David Cameron has voiced his determination to make it easier for Indian businessmen and students to work, study and invest in the UK as he arrived in Mumbai at the head of the largest trade mission ever to travel overseas with a prime minister.
But Mr Cameron made clear that in return, he wanted India to tear down outdated barriers to investment to help UK-based companies in areas such as insurance and banking to establish a foothold in the fast-growing economy.
Speaking on the first day of his second visit to India as PM, Mr Cameron revealed he was talking to the government in Delhi about the prospects for a new corridor of development between Mumbai and Bangalore, featuring new towns and infrastructure, which could provide opportunities for British planners, architects, construction firms and finance specialists.
Mr Cameron announced the creation of a new "same-day" visa service for Indian businessmen, in response to unhappiness with the current system which can take three days or more to process applications. And he said there was "no limit" to the number of Indians who would be allowed to study at UK universities and stay on in graduate-level jobs after they qualified.
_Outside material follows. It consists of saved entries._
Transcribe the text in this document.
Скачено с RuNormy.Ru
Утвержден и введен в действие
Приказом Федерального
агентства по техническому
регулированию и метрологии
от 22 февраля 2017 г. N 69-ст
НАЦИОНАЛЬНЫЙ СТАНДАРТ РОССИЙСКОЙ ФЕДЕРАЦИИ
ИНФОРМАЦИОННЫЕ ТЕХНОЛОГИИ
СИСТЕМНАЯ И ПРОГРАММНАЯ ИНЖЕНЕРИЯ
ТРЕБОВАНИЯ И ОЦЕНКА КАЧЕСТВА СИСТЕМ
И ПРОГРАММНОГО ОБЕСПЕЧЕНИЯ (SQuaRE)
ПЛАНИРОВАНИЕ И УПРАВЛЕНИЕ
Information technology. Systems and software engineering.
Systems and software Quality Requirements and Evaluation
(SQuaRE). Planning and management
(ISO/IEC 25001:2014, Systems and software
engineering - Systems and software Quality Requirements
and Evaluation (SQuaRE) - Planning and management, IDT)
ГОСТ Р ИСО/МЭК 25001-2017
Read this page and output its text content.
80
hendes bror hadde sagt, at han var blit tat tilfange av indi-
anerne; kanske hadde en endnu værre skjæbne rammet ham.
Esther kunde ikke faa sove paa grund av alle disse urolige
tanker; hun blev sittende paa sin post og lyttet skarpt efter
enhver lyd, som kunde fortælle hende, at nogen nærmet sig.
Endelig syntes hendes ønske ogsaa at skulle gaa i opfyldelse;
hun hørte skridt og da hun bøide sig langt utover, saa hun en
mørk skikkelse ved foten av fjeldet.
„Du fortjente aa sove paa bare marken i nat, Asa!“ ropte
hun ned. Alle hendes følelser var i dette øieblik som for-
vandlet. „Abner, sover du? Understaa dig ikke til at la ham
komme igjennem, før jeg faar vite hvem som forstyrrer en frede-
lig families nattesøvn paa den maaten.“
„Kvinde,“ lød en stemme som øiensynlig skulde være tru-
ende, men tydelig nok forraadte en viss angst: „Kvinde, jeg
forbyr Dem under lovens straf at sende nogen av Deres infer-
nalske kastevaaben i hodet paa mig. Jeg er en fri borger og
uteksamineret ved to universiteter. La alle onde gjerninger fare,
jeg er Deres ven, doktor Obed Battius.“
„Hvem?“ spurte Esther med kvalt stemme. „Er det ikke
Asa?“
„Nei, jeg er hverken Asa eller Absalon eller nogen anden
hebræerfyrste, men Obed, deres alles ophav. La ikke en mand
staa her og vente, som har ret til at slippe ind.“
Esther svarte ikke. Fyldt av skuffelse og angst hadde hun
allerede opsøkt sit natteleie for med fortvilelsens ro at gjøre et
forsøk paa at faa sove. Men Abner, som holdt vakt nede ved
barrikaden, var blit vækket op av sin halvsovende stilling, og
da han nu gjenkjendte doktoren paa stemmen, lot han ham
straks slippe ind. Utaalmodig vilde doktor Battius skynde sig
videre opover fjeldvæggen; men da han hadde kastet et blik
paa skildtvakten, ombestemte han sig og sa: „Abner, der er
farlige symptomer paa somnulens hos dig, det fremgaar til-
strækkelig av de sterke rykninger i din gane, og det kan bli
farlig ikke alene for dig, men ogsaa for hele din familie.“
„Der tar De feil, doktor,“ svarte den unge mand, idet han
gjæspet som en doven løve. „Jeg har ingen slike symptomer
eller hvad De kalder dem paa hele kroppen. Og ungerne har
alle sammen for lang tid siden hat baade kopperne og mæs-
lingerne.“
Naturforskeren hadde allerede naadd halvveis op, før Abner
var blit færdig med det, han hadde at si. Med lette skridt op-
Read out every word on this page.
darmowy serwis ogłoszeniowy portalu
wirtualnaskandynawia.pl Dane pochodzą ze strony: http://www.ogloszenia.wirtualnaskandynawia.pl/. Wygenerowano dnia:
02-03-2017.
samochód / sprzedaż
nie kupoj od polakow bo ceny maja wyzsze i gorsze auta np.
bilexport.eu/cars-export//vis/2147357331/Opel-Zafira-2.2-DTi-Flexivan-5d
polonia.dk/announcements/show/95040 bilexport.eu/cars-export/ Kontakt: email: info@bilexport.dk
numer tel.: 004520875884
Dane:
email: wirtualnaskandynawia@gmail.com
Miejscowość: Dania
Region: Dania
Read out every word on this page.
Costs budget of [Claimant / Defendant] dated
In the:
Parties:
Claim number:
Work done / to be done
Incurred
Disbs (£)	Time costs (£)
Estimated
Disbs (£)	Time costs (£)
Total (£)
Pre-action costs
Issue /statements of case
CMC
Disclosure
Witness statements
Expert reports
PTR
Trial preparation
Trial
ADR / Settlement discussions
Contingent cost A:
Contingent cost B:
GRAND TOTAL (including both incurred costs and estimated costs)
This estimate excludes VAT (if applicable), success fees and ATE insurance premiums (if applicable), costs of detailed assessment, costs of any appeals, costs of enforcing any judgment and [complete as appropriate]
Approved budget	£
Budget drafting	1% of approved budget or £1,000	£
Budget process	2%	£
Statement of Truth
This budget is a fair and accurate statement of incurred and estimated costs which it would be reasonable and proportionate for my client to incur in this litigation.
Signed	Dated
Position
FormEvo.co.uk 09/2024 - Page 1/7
Speaking to workers at the Mumbai headquarters of the Anglo-Dutch Unilever group, Mr Cameron said: "Britain is one of the most open, easy-to-invest-in countries in the world. We are incredibly welcoming. I think, in return, we should be having a conversation about opening up the Indian economy, making it easier to do business here, allowing insurance and banking companies to do more foreign direct investment into the Indian economy.
"There are still many rules and regulations in the Indian economy associated with how you did things in the past which, if you change them, will make your economy grow and deliver more jobs, more wealth, more prosperity across your country. It's a good to have, but it goes both ways. We should look at the things we need to do to take our barriers down, and we hope your government will do the same."
Mr Cameron is accompanied on his three-day trip by a delegation of more than 100 representatives of major corporations, small businesses and academic institutions, as well as football's Premier League, the London Underground and nine parliamentarians.
He told his audience in Mumbai that he wants Britain's partnership with India to be "a really special relationship" for the 21st century. "Britain wants to be your partner of choice," said Mr Cameron. "We think there are huge ties of history and language and culture and business, but we think we have only just started on the sort of partnership we could build."
In a round of TV interviews in Mumbai, Mr Cameron rejected suggestions that his desire for a "special relationship" with India was not reciprocated in New Delhi, as prime minister Manmohan Singh is yet to visit him in the UK. Mr Cameron said: "I think the signs are very good. Half of Indian investment into Europe comes to Britain and Britain is now the largest European investor into India. I think the basis for that special relationship and partnership is absolutely there. This is going to be the third largest economy in the world by 2030 and I want to make sure it is British firms that are helping to build those hospitals, construct those roads, provide those universities, and we want a real exchange between our countries."
Mr Cameron later laid a wreath at the memorial to the 16 Indian police officers who died in the terror attacks in Mumbai in 2008. The Prime Minister bowed his head in respect before the memorial as an honour guard played the Last Post. Some 164 people were killed in a series of 12 co-ordinated shooting and bombing attacks across Mumbai, which were blamed on terror group Lashkar-e-Taiba.